Solo Élie sabía con certeza quién era el padre de Victoire, y maldecía su nombre. ¿Qué se podía esperar de un blancucho? Y, además, militar. Los militares son como los marineros: en lugar de una mujer en cada puerto, una mujer en cada cuartel.
Caldonia se negó rotundamente a separarse de la niña de sus ojos. ¿Qué sería de ella sin su pequeña? Victoire tendría cinco o seis años. Rara vez se escuchaba su voz. Tampoco era habitual verla esbozar una sonrisa, soltar una carcajada o hacer alguna de esas alegres cabriolas típicas de la infancia. Parecía que su alegría de vivir yaciera enterrada con su madre. Tenía el pelo tan fino y liso que, en cuestión de minutos, las trenzas se le deshacían y volvía a tener el rostro cubierto por un sedoso velo de luto. Para calmar sus pesadillas, Caldonia la metía a dormir en su cama. Pegada a las faldas de su abuela día y noche, terminó contagiándose de su olor a miseria. Sudor, mugre y árnica.
En aquella época, no era tan raro que los más pobres se preocuparan por el asunto de la educación. Schoelcher les había prometido enseñanza gratuita para todos y no pensaban renunciar a ella. Unos frailes de la Instrucción Cristiana de Ploërmel habían reabierto una escuela en Basses, en el lugar donde hoy se encuentra el aeropuerto. Al parecer, a Caldonia ni se le pasó por la cabeza inscribir a Victoire. Tampoco a sus hijos pequeños. Consecuencia: mi abuela nunca aprendió a leer ni escribir. Jamás supo hablar francés correctamente y, para no desentonar en el universo de su hija, guardaba un silencio obstinado en cualquier circunstancia.
La única instrucción que recibió —si es que se la puede llamar así— fue religiosa. Aurora Quidal enseñaba catecismo en su cabaña de adobe. Sentados en corro en el suelo, los niños salmodiaban, alternando curiosamente frases en criollo y en francés:
—Ka sa yé sa: lanfè?[10]
—Dios es uno y trino.
—Ki jan nou pé vinn pli bon?[11]
—Tomad, comed. Este es mi cuerpo.
A lo largo de toda su vida, Victoire, aunque no hablara del tema, rememoraba su infancia como si se tratara de un paraíso perdido. Sin embargo, todo indica que aquel tiempo fue más bien rutinario, sin demasiadas distracciones y marcado por la sombría miseria de las clases populares.
El día daba comienzo con un destello blanco en las comisuras de la única ventana de la cabaña. Oraison y Élie, de pie en la oscuridad desde las tres de la madrugada, se preparaban el almuerzo. Acto seguido, iban en busca del hermano de Oraison para echarse a la mar a bordo de una barca bautizada con el nombre de Ézékiel. Una hora después salía Caldonia.
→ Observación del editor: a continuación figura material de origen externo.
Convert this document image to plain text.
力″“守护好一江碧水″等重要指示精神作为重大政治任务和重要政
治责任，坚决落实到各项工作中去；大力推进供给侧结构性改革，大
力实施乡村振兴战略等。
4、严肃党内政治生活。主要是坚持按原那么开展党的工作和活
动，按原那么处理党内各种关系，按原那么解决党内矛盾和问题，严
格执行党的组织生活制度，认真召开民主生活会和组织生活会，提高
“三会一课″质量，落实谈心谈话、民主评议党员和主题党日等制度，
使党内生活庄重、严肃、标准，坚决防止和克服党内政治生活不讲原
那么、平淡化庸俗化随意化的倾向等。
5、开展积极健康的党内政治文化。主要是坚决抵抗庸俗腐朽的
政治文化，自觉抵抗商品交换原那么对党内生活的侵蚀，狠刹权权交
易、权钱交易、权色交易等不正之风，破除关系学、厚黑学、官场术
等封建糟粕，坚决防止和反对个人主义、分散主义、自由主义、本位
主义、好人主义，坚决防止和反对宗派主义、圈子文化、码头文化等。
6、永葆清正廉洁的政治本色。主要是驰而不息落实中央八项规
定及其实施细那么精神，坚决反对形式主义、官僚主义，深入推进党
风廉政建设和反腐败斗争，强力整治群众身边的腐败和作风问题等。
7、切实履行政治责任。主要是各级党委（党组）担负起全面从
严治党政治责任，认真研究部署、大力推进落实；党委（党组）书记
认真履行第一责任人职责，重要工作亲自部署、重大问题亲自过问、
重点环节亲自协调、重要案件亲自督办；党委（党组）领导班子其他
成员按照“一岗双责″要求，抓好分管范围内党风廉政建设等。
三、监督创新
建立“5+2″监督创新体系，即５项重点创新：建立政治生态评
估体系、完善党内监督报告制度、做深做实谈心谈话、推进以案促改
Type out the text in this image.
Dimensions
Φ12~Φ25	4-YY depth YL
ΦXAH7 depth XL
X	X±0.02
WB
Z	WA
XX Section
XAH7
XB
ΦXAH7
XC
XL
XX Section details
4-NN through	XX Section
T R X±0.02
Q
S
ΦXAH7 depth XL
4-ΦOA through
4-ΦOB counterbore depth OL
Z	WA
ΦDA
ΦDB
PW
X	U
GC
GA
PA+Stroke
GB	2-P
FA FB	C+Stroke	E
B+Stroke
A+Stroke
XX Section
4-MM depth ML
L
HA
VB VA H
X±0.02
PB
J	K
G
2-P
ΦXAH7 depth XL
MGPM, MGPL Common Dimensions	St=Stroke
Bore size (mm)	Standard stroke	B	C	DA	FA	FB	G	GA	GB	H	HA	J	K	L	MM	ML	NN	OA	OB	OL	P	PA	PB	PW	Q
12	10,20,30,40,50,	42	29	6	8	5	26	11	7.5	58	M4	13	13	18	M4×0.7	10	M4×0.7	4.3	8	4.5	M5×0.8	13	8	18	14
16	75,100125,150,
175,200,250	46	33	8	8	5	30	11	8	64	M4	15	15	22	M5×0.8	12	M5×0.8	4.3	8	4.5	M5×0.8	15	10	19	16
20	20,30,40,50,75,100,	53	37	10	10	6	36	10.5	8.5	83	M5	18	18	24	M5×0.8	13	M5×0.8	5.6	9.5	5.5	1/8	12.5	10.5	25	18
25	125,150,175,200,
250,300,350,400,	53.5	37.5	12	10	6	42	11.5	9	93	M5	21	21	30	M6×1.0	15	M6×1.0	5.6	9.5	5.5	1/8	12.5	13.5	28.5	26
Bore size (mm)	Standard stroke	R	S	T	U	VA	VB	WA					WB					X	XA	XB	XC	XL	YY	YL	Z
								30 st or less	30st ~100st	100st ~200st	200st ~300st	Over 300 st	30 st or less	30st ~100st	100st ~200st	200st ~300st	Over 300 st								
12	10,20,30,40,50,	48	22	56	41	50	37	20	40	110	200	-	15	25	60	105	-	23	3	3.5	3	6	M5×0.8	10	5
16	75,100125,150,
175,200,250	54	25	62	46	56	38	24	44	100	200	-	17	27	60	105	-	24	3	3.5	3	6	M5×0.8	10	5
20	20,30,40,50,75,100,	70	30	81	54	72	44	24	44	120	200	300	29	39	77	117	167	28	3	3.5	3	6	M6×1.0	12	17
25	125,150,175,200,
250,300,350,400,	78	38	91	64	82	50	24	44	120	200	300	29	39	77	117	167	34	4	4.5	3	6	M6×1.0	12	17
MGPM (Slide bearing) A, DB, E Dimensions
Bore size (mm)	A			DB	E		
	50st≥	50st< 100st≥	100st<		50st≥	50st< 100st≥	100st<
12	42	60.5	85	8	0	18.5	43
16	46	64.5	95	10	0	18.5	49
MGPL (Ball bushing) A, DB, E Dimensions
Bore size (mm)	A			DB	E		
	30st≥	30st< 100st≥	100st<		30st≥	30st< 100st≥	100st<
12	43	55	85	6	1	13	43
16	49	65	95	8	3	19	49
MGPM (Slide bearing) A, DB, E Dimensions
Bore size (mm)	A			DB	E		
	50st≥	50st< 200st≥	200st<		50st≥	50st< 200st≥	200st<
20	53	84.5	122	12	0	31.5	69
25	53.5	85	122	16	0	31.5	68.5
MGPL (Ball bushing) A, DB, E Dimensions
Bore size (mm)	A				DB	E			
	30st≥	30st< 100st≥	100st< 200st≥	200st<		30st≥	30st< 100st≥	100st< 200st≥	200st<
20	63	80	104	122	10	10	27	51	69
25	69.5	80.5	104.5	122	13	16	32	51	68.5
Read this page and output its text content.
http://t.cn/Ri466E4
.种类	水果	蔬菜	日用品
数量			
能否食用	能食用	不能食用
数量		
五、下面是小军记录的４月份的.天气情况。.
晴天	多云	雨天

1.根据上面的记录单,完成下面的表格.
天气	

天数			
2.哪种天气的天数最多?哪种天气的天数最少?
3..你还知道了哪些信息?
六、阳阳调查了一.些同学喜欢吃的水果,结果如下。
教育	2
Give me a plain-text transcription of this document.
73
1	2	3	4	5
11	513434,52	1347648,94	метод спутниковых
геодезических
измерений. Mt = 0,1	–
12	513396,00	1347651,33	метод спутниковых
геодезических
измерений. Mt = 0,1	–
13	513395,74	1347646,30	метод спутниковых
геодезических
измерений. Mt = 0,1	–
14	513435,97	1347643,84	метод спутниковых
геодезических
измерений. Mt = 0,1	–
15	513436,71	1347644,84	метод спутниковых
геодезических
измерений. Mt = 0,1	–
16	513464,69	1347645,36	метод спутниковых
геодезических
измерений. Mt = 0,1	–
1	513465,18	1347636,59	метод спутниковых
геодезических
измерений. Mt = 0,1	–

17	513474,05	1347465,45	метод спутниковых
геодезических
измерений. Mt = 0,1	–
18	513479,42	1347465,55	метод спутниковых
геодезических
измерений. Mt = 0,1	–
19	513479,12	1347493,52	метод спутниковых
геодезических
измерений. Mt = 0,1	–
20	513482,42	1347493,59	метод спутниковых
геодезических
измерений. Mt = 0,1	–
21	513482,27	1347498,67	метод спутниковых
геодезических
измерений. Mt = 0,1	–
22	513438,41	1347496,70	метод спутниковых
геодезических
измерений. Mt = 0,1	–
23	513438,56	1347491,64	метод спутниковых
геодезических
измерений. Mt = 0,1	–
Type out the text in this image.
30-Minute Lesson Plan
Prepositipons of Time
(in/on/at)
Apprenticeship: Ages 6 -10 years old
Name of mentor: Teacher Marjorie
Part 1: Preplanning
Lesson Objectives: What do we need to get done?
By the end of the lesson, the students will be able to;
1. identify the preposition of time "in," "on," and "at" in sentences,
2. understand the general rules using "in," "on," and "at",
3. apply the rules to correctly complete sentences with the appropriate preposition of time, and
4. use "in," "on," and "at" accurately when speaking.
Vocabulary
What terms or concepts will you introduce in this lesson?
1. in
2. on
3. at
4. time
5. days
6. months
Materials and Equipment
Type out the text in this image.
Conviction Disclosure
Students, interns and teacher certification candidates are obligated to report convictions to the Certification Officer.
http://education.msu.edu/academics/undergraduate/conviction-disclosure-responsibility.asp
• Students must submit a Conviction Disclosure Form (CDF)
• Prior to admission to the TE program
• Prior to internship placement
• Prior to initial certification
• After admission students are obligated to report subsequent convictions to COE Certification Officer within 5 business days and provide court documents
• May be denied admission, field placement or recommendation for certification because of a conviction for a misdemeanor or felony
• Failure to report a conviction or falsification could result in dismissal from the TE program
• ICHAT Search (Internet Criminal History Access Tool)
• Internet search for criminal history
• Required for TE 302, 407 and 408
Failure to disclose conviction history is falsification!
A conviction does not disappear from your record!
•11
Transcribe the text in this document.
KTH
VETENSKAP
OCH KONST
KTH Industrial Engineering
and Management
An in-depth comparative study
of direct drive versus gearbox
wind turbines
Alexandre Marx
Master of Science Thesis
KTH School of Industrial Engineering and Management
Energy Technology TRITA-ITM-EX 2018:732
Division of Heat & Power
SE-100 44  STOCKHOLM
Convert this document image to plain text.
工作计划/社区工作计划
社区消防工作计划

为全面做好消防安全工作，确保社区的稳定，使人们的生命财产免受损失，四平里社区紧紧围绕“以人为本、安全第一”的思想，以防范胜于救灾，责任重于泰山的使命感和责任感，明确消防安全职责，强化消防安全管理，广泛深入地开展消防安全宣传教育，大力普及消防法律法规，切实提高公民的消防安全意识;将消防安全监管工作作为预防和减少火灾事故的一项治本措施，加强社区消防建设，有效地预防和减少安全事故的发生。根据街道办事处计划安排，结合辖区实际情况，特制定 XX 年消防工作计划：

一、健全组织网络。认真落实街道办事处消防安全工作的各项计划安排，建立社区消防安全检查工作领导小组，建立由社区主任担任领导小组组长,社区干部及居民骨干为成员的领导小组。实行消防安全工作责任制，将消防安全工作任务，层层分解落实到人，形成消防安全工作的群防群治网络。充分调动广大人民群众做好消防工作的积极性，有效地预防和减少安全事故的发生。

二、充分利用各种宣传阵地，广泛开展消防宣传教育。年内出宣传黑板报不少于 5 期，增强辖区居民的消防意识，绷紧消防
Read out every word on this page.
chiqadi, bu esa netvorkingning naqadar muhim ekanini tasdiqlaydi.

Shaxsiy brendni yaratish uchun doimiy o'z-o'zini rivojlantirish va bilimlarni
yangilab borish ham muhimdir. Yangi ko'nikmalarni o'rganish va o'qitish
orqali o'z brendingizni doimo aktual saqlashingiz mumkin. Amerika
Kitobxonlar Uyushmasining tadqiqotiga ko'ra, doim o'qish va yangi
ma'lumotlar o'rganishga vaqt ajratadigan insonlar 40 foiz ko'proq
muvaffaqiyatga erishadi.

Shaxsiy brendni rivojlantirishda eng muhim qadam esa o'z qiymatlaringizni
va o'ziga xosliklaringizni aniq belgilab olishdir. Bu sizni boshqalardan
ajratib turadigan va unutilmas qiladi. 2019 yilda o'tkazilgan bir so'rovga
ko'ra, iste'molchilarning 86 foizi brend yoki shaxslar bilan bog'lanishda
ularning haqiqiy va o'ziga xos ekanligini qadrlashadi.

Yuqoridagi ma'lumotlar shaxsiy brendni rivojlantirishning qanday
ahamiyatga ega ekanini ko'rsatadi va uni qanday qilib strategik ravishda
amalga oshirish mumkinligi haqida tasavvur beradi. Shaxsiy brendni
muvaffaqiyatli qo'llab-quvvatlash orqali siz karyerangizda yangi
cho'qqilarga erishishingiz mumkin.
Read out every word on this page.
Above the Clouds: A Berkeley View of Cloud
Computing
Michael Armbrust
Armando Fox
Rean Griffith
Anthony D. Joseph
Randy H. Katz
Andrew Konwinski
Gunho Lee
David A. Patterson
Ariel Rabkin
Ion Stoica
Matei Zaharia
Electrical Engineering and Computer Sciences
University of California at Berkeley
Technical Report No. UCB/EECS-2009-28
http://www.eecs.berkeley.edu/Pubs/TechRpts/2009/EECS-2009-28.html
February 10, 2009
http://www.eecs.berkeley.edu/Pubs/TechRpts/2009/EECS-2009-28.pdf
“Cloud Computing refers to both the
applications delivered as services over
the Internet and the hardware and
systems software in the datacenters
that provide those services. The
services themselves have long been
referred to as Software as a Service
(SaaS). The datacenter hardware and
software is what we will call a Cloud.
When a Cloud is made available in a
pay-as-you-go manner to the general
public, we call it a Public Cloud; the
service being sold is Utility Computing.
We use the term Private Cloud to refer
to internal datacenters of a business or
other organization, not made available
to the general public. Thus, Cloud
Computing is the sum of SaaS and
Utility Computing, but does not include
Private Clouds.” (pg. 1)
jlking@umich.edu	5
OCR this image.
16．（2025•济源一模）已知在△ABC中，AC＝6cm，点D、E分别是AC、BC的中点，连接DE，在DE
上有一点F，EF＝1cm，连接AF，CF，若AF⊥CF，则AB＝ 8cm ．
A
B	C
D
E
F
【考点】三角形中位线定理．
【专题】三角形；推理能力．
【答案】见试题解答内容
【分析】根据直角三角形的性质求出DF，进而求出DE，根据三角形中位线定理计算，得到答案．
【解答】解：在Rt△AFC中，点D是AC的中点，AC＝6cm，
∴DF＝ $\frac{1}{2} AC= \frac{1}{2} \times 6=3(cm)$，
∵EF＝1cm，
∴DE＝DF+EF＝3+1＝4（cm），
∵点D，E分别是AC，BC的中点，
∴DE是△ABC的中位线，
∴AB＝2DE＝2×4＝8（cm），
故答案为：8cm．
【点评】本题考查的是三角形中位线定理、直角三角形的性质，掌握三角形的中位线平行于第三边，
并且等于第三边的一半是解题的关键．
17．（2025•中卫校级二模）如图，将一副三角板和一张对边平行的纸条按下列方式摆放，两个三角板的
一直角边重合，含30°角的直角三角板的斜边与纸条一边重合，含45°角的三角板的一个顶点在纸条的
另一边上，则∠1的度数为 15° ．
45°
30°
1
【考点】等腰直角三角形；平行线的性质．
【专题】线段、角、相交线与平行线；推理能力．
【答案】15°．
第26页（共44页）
Vaciaba el toma[12]de los orines de la noche, se enjuagaba la boca y rezaba. Diez salves y dos padrenuestros. Encendía el fuego en el hogar —tres rocas dispuestas triangularmente— y, cuando el agua comenzaba a hervir, sacudía a Lourdes, la benjamina, para que se llevara al estanque a Théodora, la vaca. Después despertaba a Félix y Chrysostome.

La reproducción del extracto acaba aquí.